Na capital de Roraima, Boa Vista, centenas de venezuelanos não têm para onde ir, e permanecem em condições precárias, dormindo em ruas, avenidas, praças, implorando por alimentos e por um emprego. Há filas em frente à sede da Polícia Federal, em busca de um visto de permanência no país.
Para piorar o drama, eles são vítimas de ataques xenofóbicos, como os dois que ocorreram nos últimos dias 5 e 8, quando duas casas onde moram imigrantes foram incendiadas em Boa Vista, em ações nitidamente hostis a estrangeiros. A secretária de Segurança Pública de Roraima, Giuliana Castro, afirmou que qualquer crime de ódio será punido.
Se em Roraima o número de venezeulanos chega a cerca de 60 mil, o que significa pouco mais de 10% da população do Estado, na Colômbia eles já são mais de 200 mil. A onda imigratória é fruto de uma crise política e econômica na Venezuela, que passa por um colapso nos serviços públicos e se depara com uma inflação que deve ser de pelo menos 700% em 2018.

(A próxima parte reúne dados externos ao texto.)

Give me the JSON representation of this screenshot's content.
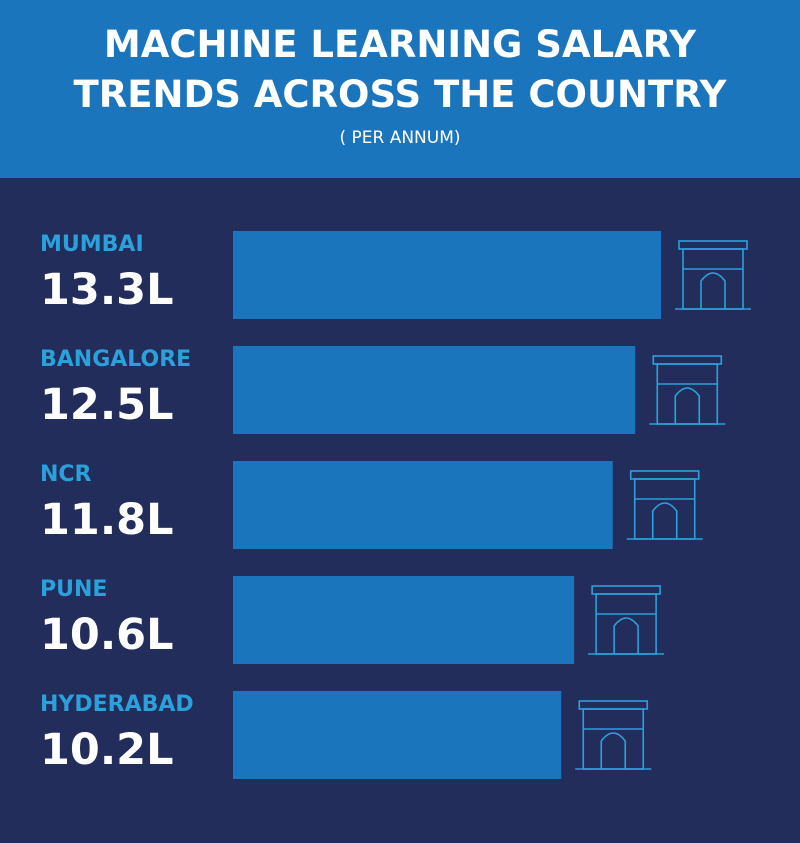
{
  "chart_data": {
    "type": "bar",
    "orientation": "horizontal",
    "title": [
      "MACHINE LEARNING SALARY",
      "TRENDS ACROSS THE COUNTRY"
    ],
    "subtitle": "( PER ANNUM)",
    "categories": [
      "MUMBAI",
      "BANGALORE",
      "NCR",
      "PUNE",
      "HYDERABAD"
    ],
    "values": [
      13.3,
      12.5,
      11.8,
      10.6,
      10.2
    ],
    "value_labels": [
      "13.3L",
      "12.5L",
      "11.8L",
      "10.6L",
      "10.2L"
    ],
    "color": "#1b75bc"
  }
}
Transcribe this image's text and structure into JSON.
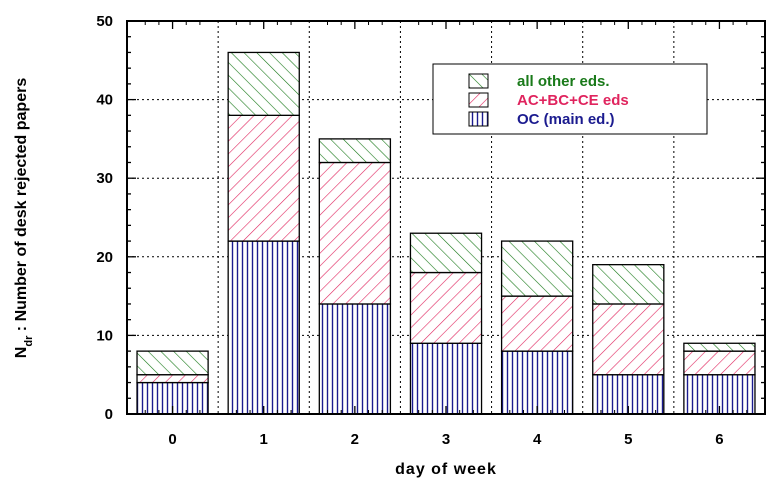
{
  "chart_data": {
    "type": "bar",
    "stacked": true,
    "xlabel": "day of week",
    "ylabel_main": "N",
    "ylabel_sub": "dr",
    "ylabel_rest": " : Number of desk rejected papers",
    "categories": [
      "0",
      "1",
      "2",
      "3",
      "4",
      "5",
      "6"
    ],
    "yticks": [
      "0",
      "10",
      "20",
      "30",
      "40",
      "50"
    ],
    "ylim": [
      0,
      50
    ],
    "grid": true,
    "legend_position": "top-right",
    "series": [
      {
        "name": "OC (main ed.)",
        "values": [
          4,
          22,
          14,
          9,
          8,
          5,
          5
        ],
        "color": "#1b1b8f",
        "pattern": "vertical"
      },
      {
        "name": "AC+BC+CE eds",
        "values": [
          1,
          16,
          18,
          9,
          7,
          9,
          3
        ],
        "color": "#e0245e",
        "pattern": "diagonal-right"
      },
      {
        "name": "all other eds.",
        "values": [
          3,
          8,
          3,
          5,
          7,
          5,
          1
        ],
        "color": "#1a7a1a",
        "pattern": "diagonal-left"
      }
    ],
    "legend_order": [
      2,
      1,
      0
    ]
  }
}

O professor Alejandro Villanueva Bustos, da Universidade da Colômbia, considera que na Colômbia a situação é outra. Segundo ele, o governo do presidente Juan Manuel Santos não está levando em conta diferenças com o regime esquerdista de Nicolás Maduro e tem orientado as autoridades de fronteira a acolherem o maior número de pessoas possível.
Um sentido de gratidão permeia essa determinação colombiana, já que, nos anos 80, quando a violência dos cartéis de droga ameaçava a população colombiana, mais de 2 milhões de pessoas foram acolhidas na Venezuela, que por sua vez vivia um período de crescimento econômico. Villanueva lembra que o governo colombiano está preocupado em dar serviços de educação, saúde, alimentação, com voluntários buscando dar amparo aos recém-chegados.
— Há inclusive campanhas para combater a xenofobia, muitos venezuelanos chegam e se deparam com um desemprego de 10% na Colômbia e, como muitos deles estão aptos apenas a realizar trabalhos não-qualificados, os mais pobres na Colômbia podem achar que estão tomando o lugar deles, algo que, com esclarecimento, o governo tem sabido contornar.
Senhoras explica que, neste atual contexto, há três formas de imigração de venezuelanos. Os de renda mais baixa buscam as fronteiras vizinhas, no caso Colômbia e Brasil, na chamada imigração Sul-Sul. Os de renda um pouco maior, ainda que baixa, buscam a Argentina e o Peru, enquanto que os de renda mais alta vão para os Estados Unidos e Europa, do tipo Sul-Norte. A Colômbia é mais procurada entre os mais pobres por fatores como densidade populacional e afinidade cultural.
— A fronteira colombiana tem muito maior densidade populacional, e, portanto, econômica, diferentemente da fronteira brasileira, que tem menor densidade. Também há o sentido da reciprocidade, em relação aos anos 80. A Venezuela sempre teve muitos colombianos em sua população e a reciproca é verdadeira. Existe um sentido de parceria baseado no estreitamento cultural entre os paises, o que não é tão grande em relação ao Brasil.
Preso homem suspeito de queimar venezuelanos em Roraima
O aumento do contingente de militares nas fronteiras, que exigem a apresentação de passaporte, segundo Senhoras, não significa necessariamente restrição à entrada de imigrantes na Colômbia.
— Pelo contrário, além de um maior controle, pode servir também como uma referência para um melhor acolhimento dessas pessoas.
São naturais, segundo ele, aumentos de casos de violência, mas estes ocorrem de maneira pontual, não podendo ser colocados como um fator de instabilidade que levará a uma alta geral da criminalidade. A questão humanitária tem um valor muito mais relevante nesta balança.
— Claro que um número crescente de refugiados leva a um aumento do número de crimes, mas, no entanto, isto não quer dizer que façam parte de um boom de violência. As questões de insegurança no Brasil e na Colômbia já estão prestabelecidas, independentemente deste fluxo migratório.